100 leather work gloves, eyelets, wire, cord, Air Force flight suit

115h x 80w x 20d in

"On Air" is the first group exhibition held at St. Peter's Church, designed in 1977 by Skidmore, Owings and Merrill, an institution long devoted to showing strong contemporary solo exhibits since the late sixties when pastor Ralph Peterson had the original church basement refinished and made the walls available to artists. The Church boasts perhaps the single most beautiful interior space in Manhattan; it's white chapel by Louise Nevelson.

 

"On Air" is curated by Paul Villinski, whose own "Consolation (For My Father)," 1996, a sculpture suspended by 14 wire cords attached to a hundred leather gloves creating a ten foot span of wings, takes a shopworn theme and comes up with an affecting work which is a straightforward and elegiac and singularly affecting piece. It is hanging in the Stairwell Gallery, and has a forlorn heroic quality.
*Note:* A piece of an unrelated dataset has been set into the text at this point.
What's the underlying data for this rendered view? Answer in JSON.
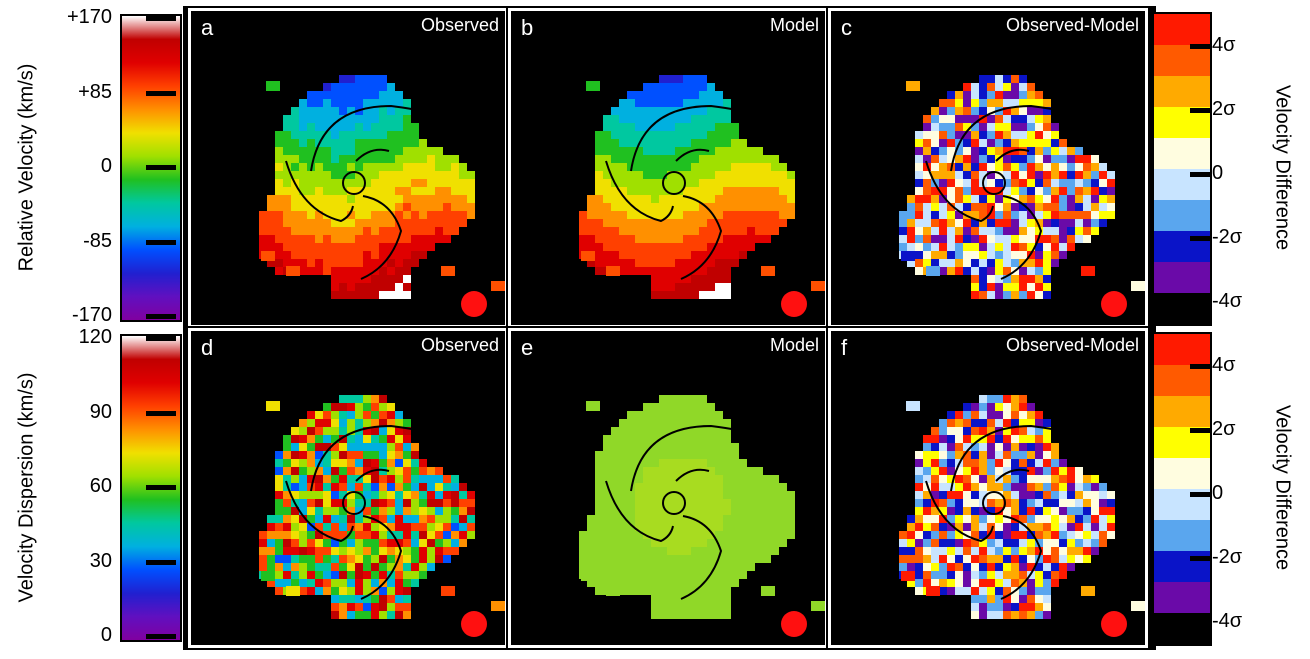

The shape of the flight suit gives off the feel of form and formlessness, of seeming valor, dejectedness, right down to the thread hanging from one of the flight suit's pant cuffs.

 

...In spite of its topical associations with the man-angel (Wings of Desire, Michael, etc.), perhaps the worn utilitarian aspects of the clothes and gloves reminded me not so much of aspects of hope or redemption, as much as those of futility and nobility on the emotional level of Tatlin's "Letatlin" flying machine of 1929- 32.

 

"On Air" starts a new round of such exhibits at St. Peter's devoted primarily to emerging artists. And while there are mixed results, "On Air" predictably enough, with its inbuilt theme of transcendence, is a typically safe church-y theme. But Villinski has ably left the theme open enough so that some of the artists can use the traditional associations of air: weightlessness, transcendence, flight and contemplation, while subverting them in gentle, fresh ways.